# Pandas

In [None]:
!pip install pandas 

# import sys
# sys.executable
# ! path/to/python -m pip install pandas

In [None]:
%%capture
!pip install jupyter_contrib_nbextensions;

In [None]:
%%capture
!jupyter contrib nbextension install;

In [None]:
%%capture
!jupyter install jupyterthemes

In [None]:
!jt -l

In [None]:
!jt -t monokai

In [None]:
%%capture
!jupyter nbextension enable codefolding/main;

In [None]:
import numpy as np
import pandas as pd

# What is Pandas?

Pandas can be thought as an enhanced version of numpy arrays. In this case, the rows and columns can be identified with labels instead of just simple integer indices.


* [Documentation](https://pandas.pydata.org/docs/reference/index.html#api)
* [GitHub](https://github.com/pandas-dev/pandas/blob/master/pandas/core/base.py)

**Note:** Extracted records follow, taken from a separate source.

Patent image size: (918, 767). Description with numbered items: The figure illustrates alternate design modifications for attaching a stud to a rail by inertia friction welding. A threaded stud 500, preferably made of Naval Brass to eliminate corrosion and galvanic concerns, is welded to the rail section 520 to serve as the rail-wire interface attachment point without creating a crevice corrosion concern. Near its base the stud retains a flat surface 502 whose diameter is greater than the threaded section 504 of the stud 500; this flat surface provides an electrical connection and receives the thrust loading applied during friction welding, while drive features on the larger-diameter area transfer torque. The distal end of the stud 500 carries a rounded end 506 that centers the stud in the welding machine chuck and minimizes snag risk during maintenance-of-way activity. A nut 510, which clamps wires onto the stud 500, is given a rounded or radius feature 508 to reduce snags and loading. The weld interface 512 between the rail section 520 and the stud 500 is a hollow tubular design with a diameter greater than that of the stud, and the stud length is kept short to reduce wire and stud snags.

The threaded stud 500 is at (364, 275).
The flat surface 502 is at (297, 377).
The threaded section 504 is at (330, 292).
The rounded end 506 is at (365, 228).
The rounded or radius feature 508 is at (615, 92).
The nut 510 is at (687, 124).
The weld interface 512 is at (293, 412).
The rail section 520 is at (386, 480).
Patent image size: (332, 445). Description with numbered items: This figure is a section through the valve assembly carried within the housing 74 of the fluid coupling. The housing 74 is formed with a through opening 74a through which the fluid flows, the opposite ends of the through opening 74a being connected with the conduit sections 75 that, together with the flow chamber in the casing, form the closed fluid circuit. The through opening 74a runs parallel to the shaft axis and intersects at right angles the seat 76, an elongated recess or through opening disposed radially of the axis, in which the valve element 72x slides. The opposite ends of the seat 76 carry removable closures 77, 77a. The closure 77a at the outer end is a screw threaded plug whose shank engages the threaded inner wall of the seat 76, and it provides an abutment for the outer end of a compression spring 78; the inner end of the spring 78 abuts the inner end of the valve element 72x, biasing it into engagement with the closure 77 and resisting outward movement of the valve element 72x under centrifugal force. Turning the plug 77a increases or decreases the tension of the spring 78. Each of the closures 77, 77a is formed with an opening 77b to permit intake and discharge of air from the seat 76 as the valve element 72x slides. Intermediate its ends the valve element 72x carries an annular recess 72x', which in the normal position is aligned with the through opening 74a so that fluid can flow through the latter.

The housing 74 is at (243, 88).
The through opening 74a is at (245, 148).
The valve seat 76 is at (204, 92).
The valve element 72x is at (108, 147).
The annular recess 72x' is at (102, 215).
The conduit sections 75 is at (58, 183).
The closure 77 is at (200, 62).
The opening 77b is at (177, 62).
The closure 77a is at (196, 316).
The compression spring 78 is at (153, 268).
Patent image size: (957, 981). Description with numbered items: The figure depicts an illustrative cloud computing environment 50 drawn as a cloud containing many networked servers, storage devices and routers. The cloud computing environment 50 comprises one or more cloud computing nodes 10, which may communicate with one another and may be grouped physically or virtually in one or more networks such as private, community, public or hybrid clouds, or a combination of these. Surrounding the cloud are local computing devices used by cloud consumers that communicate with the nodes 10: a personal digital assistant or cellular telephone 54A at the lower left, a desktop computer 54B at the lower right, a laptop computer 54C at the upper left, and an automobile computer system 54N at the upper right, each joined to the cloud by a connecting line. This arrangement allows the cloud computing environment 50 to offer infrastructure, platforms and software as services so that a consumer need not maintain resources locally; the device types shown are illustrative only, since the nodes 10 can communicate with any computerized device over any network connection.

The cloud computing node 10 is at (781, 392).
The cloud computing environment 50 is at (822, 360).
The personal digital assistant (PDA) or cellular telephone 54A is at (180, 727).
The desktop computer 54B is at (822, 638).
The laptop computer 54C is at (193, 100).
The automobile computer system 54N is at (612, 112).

There are **three** main pandas elements we **need** to understand.
1. Pandas Series
2. Pandas DataFrame
3. Index
----

# 1. The Pandas Series

**The primary building block of Pandas**. A pandas series is a one-dimensional (**1-D**) indexed array.

In [None]:
import pandas as pd
#from pandas import Series

In [None]:
type(pd.Series)

In [None]:
pd.Series

In [None]:
pd.Series(dtype='int')

## 1.1 Creating a Pandas Series

In [None]:
# From a list
values = [1, 2, 3, 4]
series1 = pd.Series(values)
print(series1)

In [None]:
nome_linhas = ['I', 'II', 'III', 'IV']

series2 = pd.Series(data = values, 
                    index = nome_linhas)

print(series2)

In [None]:
nome_linhas = [['I', 'II'], 'II', 'III', 'IV']
series2 = pd.Series(data = values, 
                    index = nome_linhas)
print(series2)

In [None]:
# From a dict

dict_notas = dict({'Titanic' : 7.8,
                  'Dune' : 8.2,
                  'Dune (David Lynch)' : 6.4,
                  'House of Gucci' : 7.0,
                  'Joker' : 8.4,
                  'Alien' : 8.4})
notas_imdb = pd.Series(dict_notas, name = 'nota_imdb')
print(notas_imdb)

In [None]:
# From a dict

dict_notas = dict({'Titanic' : 7.8,
                  'Dune' : 8.2,
                  'Dune (David Lynch)' : 6.4,
                  'House of Gucci' : 7.0,
                  'Joker' : 8.4,
                  'Alien' : 8.4})
nomes_errados = ['Dune', 'Dune DL', 'Titanic', 'Coringa', 'Gucci']

pd.Series(dict_notas, index = nomes_errados, name = 'nota_imdb')

In [None]:
dict_cast = dict({'Titanic' : ['Kate Winslet', 'Leonardo DiCaprio'],
                  'Dune' : ['Timothée Chalamet', 'Zendaya'],
                  'Dune (David Lynch)' : ['Sting'],
                  'House of Gucci' : ['Lady Gaga', 'Adam Driver', 'Al Pacino'],
                  'Joker' : ['Joaquin Phoenix'],
                  'Alien' : ['Sigourney Weaver', 'Ian Holm'],
                  'Aliens' : ['Sigourney Weaver', 'Paul Reiser']})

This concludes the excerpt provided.